I was at a shopping center today that has a HUGE feral population of pigeons. This is mostly blue bars and checks, occasional t-pattern and occasional but very few grizzles and a small few with white flights or other pied markings. Two birds (out of well more than 100) stood out in being mostly white some dark feathers evenly spaced throughout thier body (including wings and tails)......like a dalmation (dog).....the distribution readily apparent in the air and on the ground. Maybe 70% white and 30% color spread out evenly. Could this be tiger grizzle in these ferals? The pattern was too regular compared to most pied bird.


----------



## tmaas (May 17, 2012)

Yes, it could very well be tiger grizzle but more likely to be homozygous grizzle combined with spread on blue. I've seen such birds in feral flocks periodically. I've also seen rec. reds and red mottles in feral flocks. What has always intrigued me is that I've never seen dilute birds in feral flocks.


----------



## Woodnative (Jul 4, 2010)

tmaas there were one or two spreads so maybe that could be. Vast majority by far was blue bars and checks. I saw one or two ash red there before but not this time. 
In NJ suburbia around here this is what I typically see.....blue bars and checks with just an occasional bit of grizzle or some white flights. When I go into the bigger cities (Philadelphia or New York City near me) I see much more variation. I don't think I have seen dilutes either come to think of it. I actually saw a feral with gimple in NYC one time. I don't remember seeing rec reds here but while vacationing in Ecuador one time I saw flocks with a lot of recessive reds and mottles and indigos.


----------



## tmaas (May 17, 2012)

In the cities and more densely fancier populated areas there are likely more domestic birds blended into feral populations of pigeons. Here in Iowa farm communities we have very few fanciers so I presume it's a more "wild" pigeon population. 

I've not seen indigos but did find a flock with a high percentage of penciled, or maybe heavy undergrizzle, birds in it some years ago.


----------



## spirit wings (Mar 29, 2008)

Woodnative said:


> I was at a shopping center today that has a HUGE feral population of pigeons.
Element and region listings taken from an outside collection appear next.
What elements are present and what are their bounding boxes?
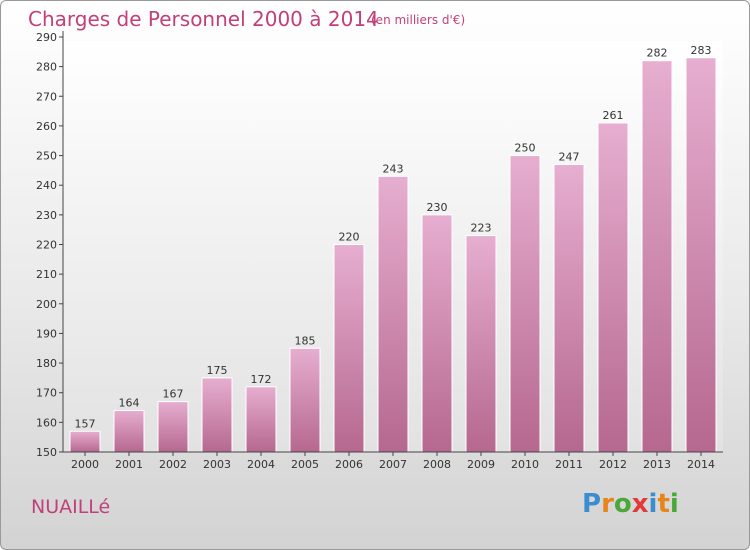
y-tick-label: 150 [36, 446, 57, 459]
y-tick-label: 250 [36, 150, 57, 163]
x-tick-label: 2002 [159, 458, 187, 471]
data-label: 172 [251, 373, 272, 386]
data-label: 250 [515, 142, 536, 155]
bar [69, 430, 101, 453]
bar [201, 377, 233, 453]
x-tick-label: 2008 [423, 458, 451, 471]
logo-letter: i [669, 489, 679, 519]
x-tick-label: 2004 [247, 458, 275, 471]
y-tick-label: 280 [36, 61, 57, 74]
bar [333, 244, 365, 453]
data-label: 283 [691, 44, 712, 57]
bar [421, 214, 453, 453]
logo-letter: o [613, 489, 632, 519]
data-label: 157 [75, 417, 96, 430]
chart-subtitle: (en milliers d'€) [371, 13, 466, 27]
x-tick-label: 2000 [71, 458, 99, 471]
data-label: 167 [163, 388, 184, 401]
bar [377, 175, 409, 453]
x-tick-label: 2007 [379, 458, 407, 471]
y-tick-label: 260 [36, 120, 57, 133]
y-tick-label: 200 [36, 298, 57, 311]
bar [685, 57, 717, 453]
y-tick-label: 240 [36, 179, 57, 192]
y-tick-label: 190 [36, 327, 57, 340]
x-tick-label: 2013 [643, 458, 671, 471]
bar [641, 60, 673, 453]
x-tick-label: 2012 [599, 458, 627, 471]
logo-letter: P [582, 489, 602, 519]
proxiti-logo: Proxiti [582, 489, 679, 519]
y-tick-label: 180 [36, 357, 57, 370]
y-tick-label: 290 [36, 31, 57, 44]
y-tick-label: 270 [36, 90, 57, 103]
y-tick-label: 160 [36, 416, 57, 429]
data-label: 230 [427, 201, 448, 214]
logo-letter: i [648, 489, 658, 519]
logo-letter: t [657, 489, 670, 519]
bar [245, 386, 277, 453]
y-tick-label: 220 [36, 239, 57, 252]
x-tick-label: 2009 [467, 458, 495, 471]
y-tick-label: 170 [36, 387, 57, 400]
data-label: 175 [207, 364, 228, 377]
x-tick-label: 2005 [291, 458, 319, 471]
y-tick-label: 230 [36, 209, 57, 222]
data-label: 185 [295, 334, 316, 347]
data-label: 261 [603, 109, 624, 122]
bar [289, 347, 321, 453]
logo-letter: r [601, 489, 614, 519]
bar [509, 155, 541, 453]
bar [553, 163, 585, 453]
chart-title: Charges de Personnel 2000 à 2014 [28, 7, 379, 31]
y-tick-label: 210 [36, 268, 57, 281]
bar [113, 410, 145, 453]
town-name: NUAILLé [31, 496, 111, 518]
data-label: 223 [471, 222, 492, 235]
x-tick-label: 2014 [687, 458, 715, 471]
data-label: 164 [119, 397, 140, 410]
x-tick-label: 2003 [203, 458, 231, 471]
data-label: 243 [383, 162, 404, 175]
logo-letter: x [631, 489, 649, 519]
bar [465, 235, 497, 453]
x-tick-label: 2006 [335, 458, 363, 471]
x-tick-label: 2001 [115, 458, 143, 471]
data-label: 247 [559, 150, 580, 163]
data-label: 220 [339, 231, 360, 244]
x-tick-label: 2010 [511, 458, 539, 471]
data-label: 282 [647, 47, 668, 60]
bar [157, 401, 189, 453]
x-tick-label: 2011 [555, 458, 583, 471]
bar [597, 122, 629, 453]
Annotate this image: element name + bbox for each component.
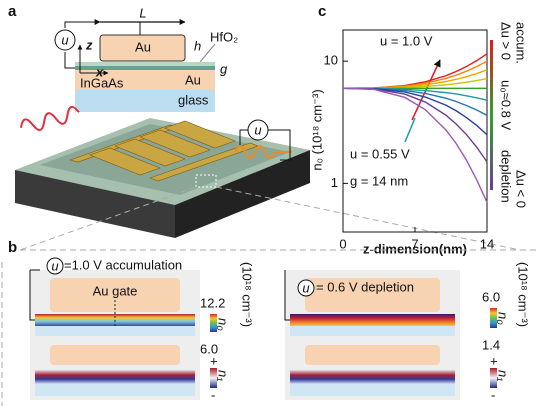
unit: (10¹⁸ cm⁻³) [240,262,255,327]
colorbar [210,314,217,332]
side-label: Δu < 0 [514,170,529,208]
au-gate [305,345,440,365]
plot-frame [342,29,488,233]
au-gate [50,345,180,365]
layer-label: Au [135,39,151,54]
glass [35,326,195,336]
au-gate [50,278,180,312]
light-wave [20,106,80,131]
glass [290,384,455,396]
annotation: u = 1.0 V [380,33,433,48]
electrodes [68,120,259,182]
dim-label: h [194,38,201,53]
au-gate [99,34,186,62]
colorbar-max: 6.0 [200,341,218,356]
side-label: accum. [514,22,529,64]
y-axis-label: n₀ (10¹⁸ cm⁻³) [309,89,324,170]
frame [1,249,536,406]
y-tick-label: 10 [324,53,338,68]
source-label: u [254,122,261,137]
x-axis-label: z-dimension(nm) [363,241,467,256]
trend-bar [490,40,493,190]
field-map [35,370,195,384]
chip-side [15,170,175,238]
wire [284,270,290,321]
field-map [290,370,455,384]
glass [35,384,195,396]
colorbar-min: 1.4 [482,337,500,352]
colorbar [210,368,217,388]
y-tick-label: 1 [331,175,338,190]
colorbar-sign: + [490,353,498,368]
panel-b: b Au gate u =1.0 V accumulation 12.2 n₀ … [1,239,536,406]
axis-label: x [95,64,104,79]
panel-label: b [8,239,17,256]
source-label: u [302,280,309,295]
panel-c: c n₀ (10¹⁸ cm⁻³) z-dimension(nm) u = 1.0… [309,3,528,256]
voltage-source [297,279,315,297]
curve [342,87,488,203]
glass [290,326,455,336]
layer-label: HfO₂ [210,29,238,44]
annotation: g = 14 nm [350,173,408,188]
wire [29,269,40,321]
side-label: Δu > 0 [499,22,514,60]
field-map [290,314,455,326]
subpanel-title: = 0.6 V depletion [316,279,414,294]
source-label: u [61,32,68,47]
curve [342,87,488,117]
x-tick-label: 14 [480,236,494,251]
voltage-source [46,257,64,275]
dim-label: g [220,61,228,76]
pointer [199,43,216,63]
side-label: u₀≈0.8 V [499,80,514,130]
light-wave [234,145,276,159]
colorbar-label: n₀ [216,318,231,331]
colorbar [490,308,497,328]
arrow [404,117,416,143]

This is mostly blue bars and checks, occasional t-pattern and occasional but very few grizzles and a small few with white flights or other pied markings. Two birds (out of well more than 100) stood out in being mostly white some dark feathers evenly spaced throughout thier body (including wings and tails)......like a dalmation (dog).....the distribution readily apparent in the air and on the ground. Maybe 70% white and 30% color spread out evenly. Could this be tiger grizzle in these ferals? The pattern was too regular compared to most pied bird.


as long as people keep breeding and keeping pigeons and bringing them here to the U.S., there will be escapees, lost birds, dumped birds, birds that nest in a dovecote and join a local flock, homers straying to live a hobo life..so many reasons there is a feral population and all of them come from domestic stock so ferals can be any color or breed of pigeon, not just the "wild" pattern or color.


----------